Aujourd’hui, il est convenu qu’une condition cruciale pour une psychothérapie réussie est une alliance thérapeutique efficace. Par cela, on entend une compréhension mutuelle entre le thérapeute et le patient sur la manière dont ils vont travailler ensemble et à quelle fin. L’alliance thérapeutique est un élément précieux dans les conditions de facilitation de Carl Rogers.

la relation therapeutique

La thérapie centrée sur le client aujourd’hui

Aujourd’hui, l’héritage de la thérapie centrée sur le client et ses conditions de facilitation apparaît davantage comme une influence de fond permanente plutôt qu’une technique spécifique. De nombreux psychothérapeutes sont éclectiques dans leur choix de méthodes. Ils peuvent utiliser plusieurs techniques dans des situations différentes avec le même patient.

Toutefois, la théorie de l’approche centrée sur la personne influence toujours énormément les différentes courants de la psychologie. Une enquête a révélé que 50 revues et 200 organisations du monde entier se consacraient désormais à une variante de la thérapie centrée sur la personne. Par exemple, la communication non-violente est une technique qui émane directement de l’approche centrée sur la personne.

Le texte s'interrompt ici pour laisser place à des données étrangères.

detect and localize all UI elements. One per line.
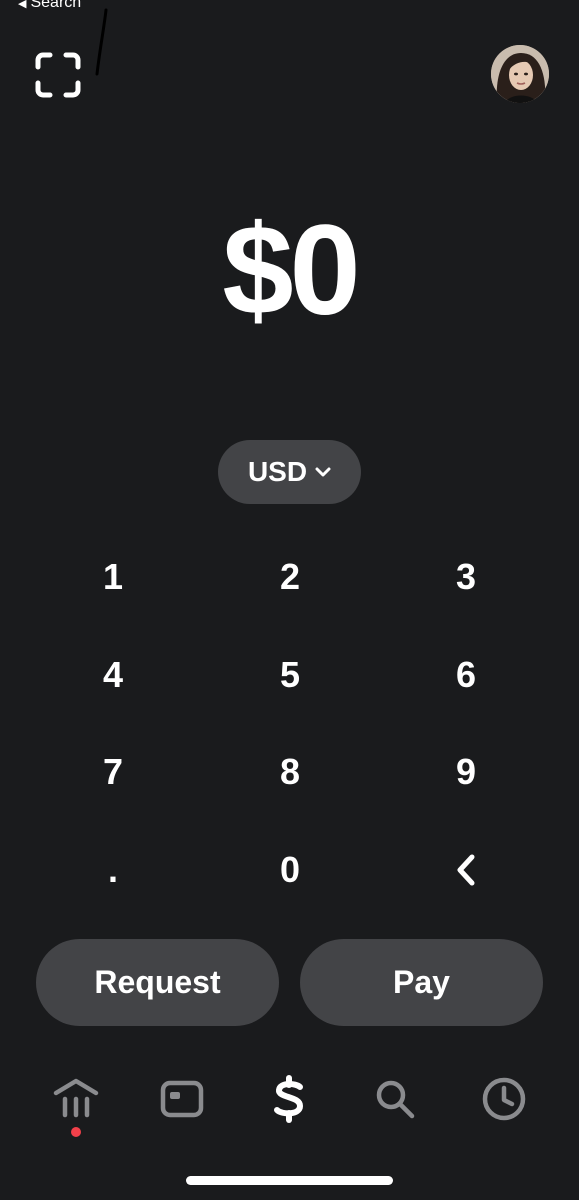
nav-search[interactable] xyxy=(370,1074,420,1124)
clock-icon xyxy=(482,1077,526,1121)
avatar-image xyxy=(491,45,549,103)
key-4[interactable]: 4 xyxy=(53,635,173,715)
key-2[interactable]: 2 xyxy=(230,537,350,617)
qr-scan-button[interactable] xyxy=(35,52,81,98)
currency-label: USD xyxy=(247,456,308,487)
search-icon xyxy=(376,1080,415,1119)
key-5[interactable]: 5 xyxy=(230,635,350,715)
card-icon xyxy=(160,1080,204,1118)
back-arrow-icon: ◀ xyxy=(18,0,27,10)
nav-money[interactable] xyxy=(264,1074,314,1124)
key-decimal[interactable]: . xyxy=(53,830,173,910)
key-1[interactable]: 1 xyxy=(53,537,173,617)
key-8[interactable]: 8 xyxy=(230,732,350,812)
currency-selector[interactable]: USD xyxy=(218,440,361,504)
key-6[interactable]: 6 xyxy=(406,635,526,715)
back-label: Search xyxy=(30,0,82,11)
back-to-search-link[interactable]: ◀ Search xyxy=(18,0,81,12)
nav-banking[interactable] xyxy=(51,1074,101,1124)
key-7[interactable]: 7 xyxy=(53,732,173,812)
qr-scan-icon xyxy=(35,52,81,98)
home-indicator[interactable] xyxy=(186,1176,393,1185)
key-3[interactable]: 3 xyxy=(406,537,526,617)
nav-card[interactable] xyxy=(157,1074,207,1124)
pay-button[interactable]: Pay xyxy=(300,939,543,1026)
chevron-down-icon xyxy=(315,467,331,477)
profile-avatar[interactable] xyxy=(491,45,549,103)
notification-badge xyxy=(71,1127,81,1137)
stray-pen-mark xyxy=(95,8,108,76)
request-button[interactable]: Request xyxy=(36,939,279,1026)
backspace-chevron-icon xyxy=(457,854,475,886)
key-0[interactable]: 0 xyxy=(230,830,350,910)
nav-activity[interactable] xyxy=(479,1074,529,1124)
key-backspace[interactable] xyxy=(406,830,526,910)
key-9[interactable]: 9 xyxy=(406,732,526,812)
amount-display: $0 xyxy=(222,199,360,342)
bank-icon xyxy=(53,1078,99,1118)
dollar-icon xyxy=(274,1075,303,1123)
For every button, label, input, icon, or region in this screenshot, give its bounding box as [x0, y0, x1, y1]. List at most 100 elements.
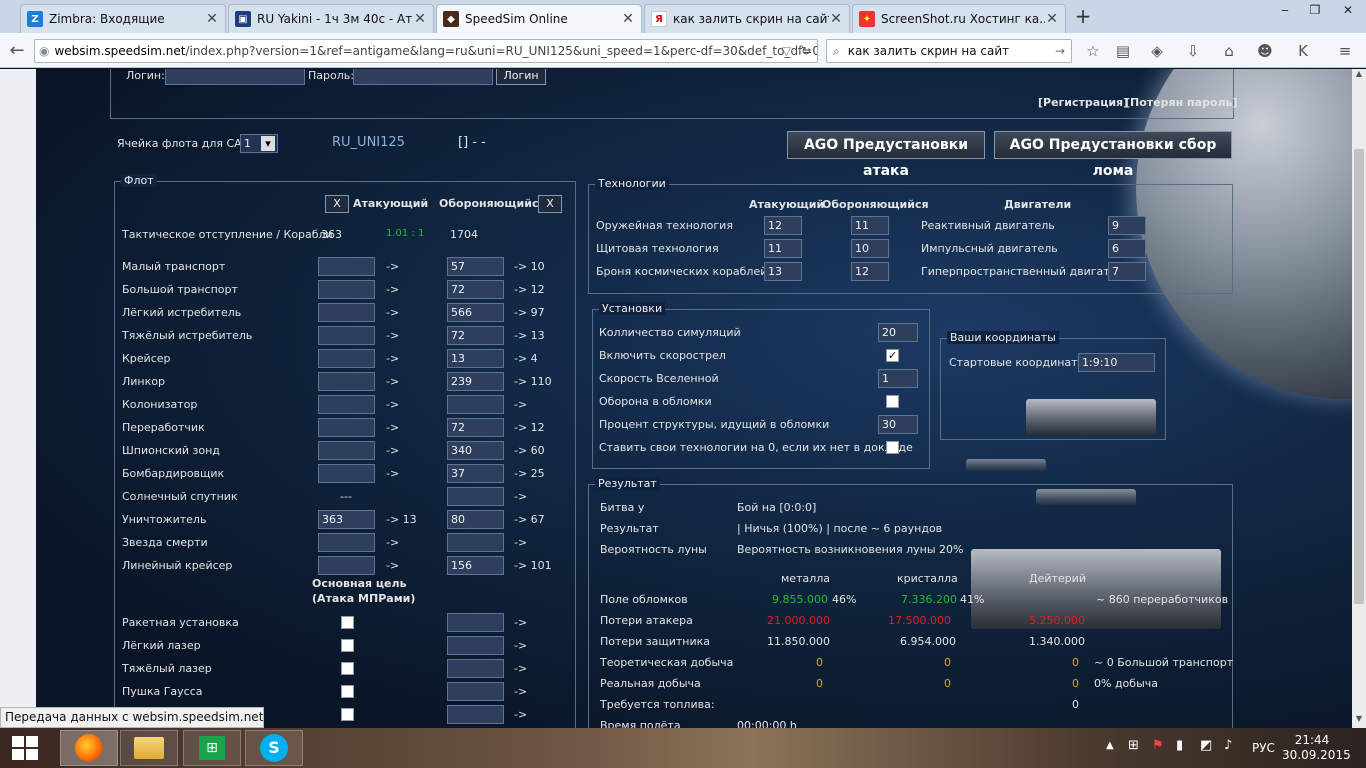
url-bar[interactable]: ◉ websim.speedsim.net/index.php?version=… — [34, 39, 818, 63]
firefox-icon[interactable] — [60, 730, 118, 766]
tab-screenshot[interactable]: ✦ ScreenShot.ru Хостинг ка... ✕ — [852, 4, 1066, 33]
scroll-up-icon[interactable]: ▲ — [1352, 69, 1366, 83]
search-bar[interactable]: ⌕ как залить скрин на сайт → — [826, 39, 1072, 63]
ship-attacker-input[interactable] — [318, 418, 375, 437]
close-icon[interactable]: ✕ — [413, 11, 427, 27]
engine-input[interactable]: 7 — [1108, 262, 1146, 281]
ship-attacker-input[interactable]: 363 — [318, 510, 375, 529]
main-target-checkbox[interactable] — [341, 708, 354, 721]
ship-attacker-input[interactable] — [318, 533, 375, 552]
debris-pct-input[interactable]: 30 — [878, 415, 918, 434]
ship-defender-input[interactable]: 72 — [447, 418, 504, 437]
fleet-slot-select[interactable]: 1 ▾ — [240, 134, 278, 153]
store-icon[interactable]: ⊞ — [183, 730, 241, 766]
back-button[interactable]: ← — [6, 40, 28, 62]
ship-defender-input[interactable]: 80 — [447, 510, 504, 529]
close-icon[interactable]: ✕ — [621, 11, 635, 27]
main-target-checkbox[interactable] — [341, 616, 354, 629]
ago-debris-button[interactable]: AGO Предустановки сбор лома — [994, 131, 1232, 179]
ship-attacker-input[interactable] — [318, 257, 375, 276]
new-tab-button[interactable]: + — [1072, 6, 1094, 28]
ship-defender-input[interactable]: 72 — [447, 280, 504, 299]
speed-input[interactable]: 1 — [878, 369, 918, 388]
dropdown-icon[interactable]: ▽ — [782, 44, 791, 58]
tab-speedsim[interactable]: ◆ SpeedSim Online ✕ — [436, 4, 642, 33]
ship-defender-input[interactable] — [447, 395, 504, 414]
rapidfire-checkbox[interactable]: ✓ — [886, 349, 899, 362]
engine-input[interactable]: 6 — [1108, 239, 1146, 258]
engine-input[interactable]: 9 — [1108, 216, 1146, 235]
reader-icon[interactable]: ▤ — [1112, 40, 1134, 62]
ship-defender-input[interactable] — [447, 533, 504, 552]
scroll-thumb[interactable] — [1354, 149, 1364, 604]
ship-defender-input[interactable]: 340 — [447, 441, 504, 460]
pocket-icon[interactable]: ◈ — [1146, 40, 1168, 62]
ship-attacker-input[interactable] — [318, 280, 375, 299]
reload-icon[interactable]: ↻ — [801, 44, 811, 58]
ship-attacker-input[interactable] — [318, 349, 375, 368]
clear-attacker-button[interactable]: X — [325, 195, 349, 213]
tech-defender-input[interactable]: 12 — [851, 262, 889, 281]
close-window-button[interactable]: ✕ — [1330, 0, 1366, 22]
ship-attacker-input[interactable] — [318, 326, 375, 345]
ship-attacker-input[interactable] — [318, 556, 375, 575]
tech-attacker-input[interactable]: 11 — [764, 239, 802, 258]
login-input[interactable] — [165, 69, 305, 85]
password-input[interactable] — [353, 69, 493, 85]
skype-icon[interactable]: S — [245, 730, 303, 766]
register-link[interactable]: [Регистрация] — [1038, 96, 1128, 109]
close-icon[interactable]: ✕ — [1045, 11, 1059, 27]
defense-defender-input[interactable] — [447, 613, 504, 632]
tray-network-icon[interactable]: ⊞ — [1128, 738, 1139, 753]
scroll-down-icon[interactable]: ▼ — [1352, 714, 1366, 728]
ship-attacker-input[interactable] — [318, 441, 375, 460]
minimize-button[interactable]: ‒ — [1270, 0, 1300, 22]
tray-kaspersky-icon[interactable]: ◩ — [1200, 738, 1212, 753]
tab-yakini[interactable]: ▣ RU Yakini - 1ч 3м 40с - Ат... ✕ — [228, 4, 434, 33]
tab-yandex[interactable]: Я как залить скрин на сайт ... ✕ — [644, 4, 850, 33]
star-icon[interactable]: ☆ — [1082, 40, 1104, 62]
ship-defender-input[interactable]: 566 — [447, 303, 504, 322]
tab-zimbra[interactable]: Z Zimbra: Входящие ✕ — [20, 4, 226, 33]
menu-icon[interactable]: ≡ — [1334, 40, 1356, 62]
go-arrow-icon[interactable]: → — [1055, 44, 1065, 58]
ship-attacker-input[interactable] — [318, 372, 375, 391]
ship-attacker-input[interactable] — [318, 303, 375, 322]
restore-button[interactable]: ❐ — [1300, 0, 1330, 22]
chat-icon[interactable]: ☻ — [1254, 40, 1276, 62]
ship-defender-input[interactable]: 156 — [447, 556, 504, 575]
tray-speaker-icon[interactable]: ♪ — [1224, 738, 1232, 753]
lost-password-link[interactable]: [Потерян пароль] — [1125, 96, 1238, 109]
defense-defender-input[interactable] — [447, 636, 504, 655]
page-scrollbar[interactable]: ▲ ▼ — [1352, 69, 1366, 728]
tech-attacker-input[interactable]: 13 — [764, 262, 802, 281]
tech-attacker-input[interactable]: 12 — [764, 216, 802, 235]
main-target-checkbox[interactable] — [341, 662, 354, 675]
main-target-checkbox[interactable] — [341, 685, 354, 698]
clear-defender-button[interactable]: X — [538, 195, 562, 213]
ship-defender-input[interactable]: 57 — [447, 257, 504, 276]
tech-defender-input[interactable]: 10 — [851, 239, 889, 258]
ago-attack-button[interactable]: AGO Предустановки атака — [787, 131, 985, 179]
sim-count-input[interactable]: 20 — [878, 323, 918, 342]
close-icon[interactable]: ✕ — [829, 11, 843, 27]
ship-defender-input[interactable]: 37 — [447, 464, 504, 483]
defense-defender-input[interactable] — [447, 705, 504, 724]
defense-defender-input[interactable] — [447, 682, 504, 701]
tray-flag-icon[interactable]: ⚑ — [1152, 738, 1164, 753]
close-icon[interactable]: ✕ — [205, 11, 219, 27]
home-icon[interactable]: ⌂ — [1218, 40, 1240, 62]
start-coords-input[interactable]: 1:9:10 — [1078, 353, 1155, 372]
kaspersky-icon[interactable]: K — [1292, 40, 1314, 62]
ship-defender-input[interactable]: 72 — [447, 326, 504, 345]
main-target-checkbox[interactable] — [341, 639, 354, 652]
ship-defender-input[interactable] — [447, 487, 504, 506]
tech-defender-input[interactable]: 11 — [851, 216, 889, 235]
language-indicator[interactable]: РУС — [1252, 741, 1275, 755]
ship-defender-input[interactable]: 13 — [447, 349, 504, 368]
tray-volume-icon[interactable]: ▮ — [1176, 738, 1183, 753]
clock[interactable]: 21:44 30.09.2015 — [1282, 733, 1351, 763]
ship-attacker-input[interactable] — [318, 395, 375, 414]
zero-tech-checkbox[interactable] — [886, 441, 899, 454]
download-icon[interactable]: ⇩ — [1182, 40, 1204, 62]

Les principes centrés sur le client sont également au cœur de l’entrevue motivationnelle. Cette technique s’est avérée aussi efficace que la thérapie cognitivo- comportementale dans un essai clinique de traitement de l’alcoolisme. Dans cette méthode, les clients établissent l’ordre du jour et le thérapeute agit comme un partenaire de dialogue plutôt qu’une autorité.

Aussi, les cadres d’entreprise exerçant le management participatif évitent les avertissements, les diagnostics et les tentatives directes d’argumentation ou de persuasion. A l’inverse, ils essaient de fournir une écoute empathique et une écoute réfléchie. Au lieu de confronter directement la résistance au changement, ils favorisent l’auto-efficacité, un outil précieux dans l’approche de Carl Rogers.

Carl Rogers est décédé en 1986 et aujourd’hui, seule une petite proportion des professionnels de la santé mentale se considèrent principalement comme adoptant une approche centrée sur la personne. Je fais partie de ces quelques professionnels que l’on nomme parfois « les puristes ». Je reste convaincue que les trois attitudes du thérapeute décrites par Carl Rogers sont nécessaires et suffisantes pour faciliter le développement de mes clients.